Dua ayat dalam UUD ’45 (sli) ini searah dan sejalan dengan salah satu tujuan dan fungsi pendirian Negara Indonesia yang tertuang dalam Alinea IV Preambule UUD’45: “Mencerdaskan kehidupan bangsa”.

Pasal 31 UUD ’45 (asli) ini jelas sekali sesuai dengan maksud dari pikiran politik pendidikan dari para founding fathers bahwa pendidikan itu adalah hak warga negara dan penyelenggaraannya sepenuhnya menjadi urusan negara.

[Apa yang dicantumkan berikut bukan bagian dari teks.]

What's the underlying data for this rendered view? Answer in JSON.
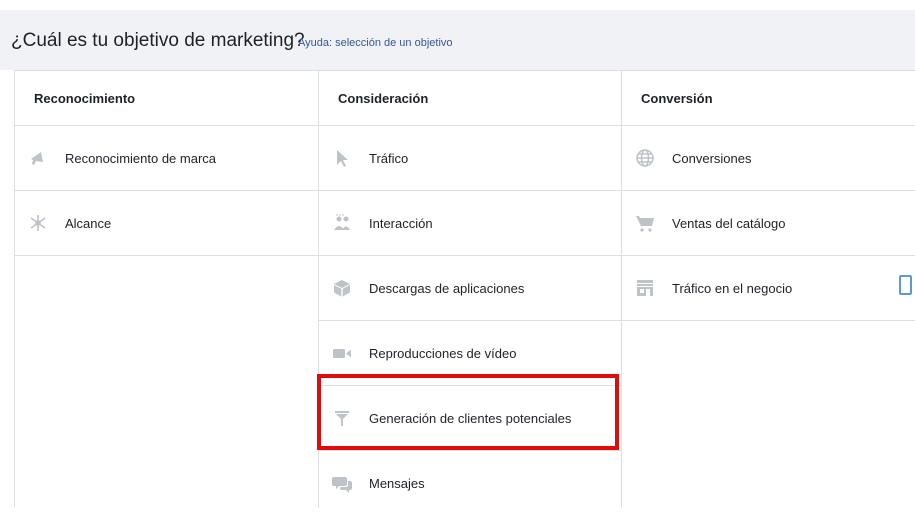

Praktek Pendidikan Nasional domainnya adalah “Public Service” atau tempat negara melayani publik. Itu sebabnya label program yang dipakai adalah “Nasional”…. “Program/Sistem Pendidikan Nasional” . Bandingkan dengan isi Pasal 31 UUD ’45 hasil amandemen dan dalam prakteknya. Pendidikan kini diliberalisasi, bahkan dikomersialisasi karena tidak lagi sepenuhnya menjadi urusan/kewajiban negara penyelenggaraan dan pembiyaannya. Urusan pendidikan kini menjadi private service bukan lagi public service.

Dengan uraian tersebut di atas penulis sependapat dengan frasa bahwa “pahlawan reformasi membiarkan runtuhnya fondasi UUD ’45”. (Cinde Laras Yulianto, Pengamat Politik dan Konstitusi, tinggal di Yogyakarta)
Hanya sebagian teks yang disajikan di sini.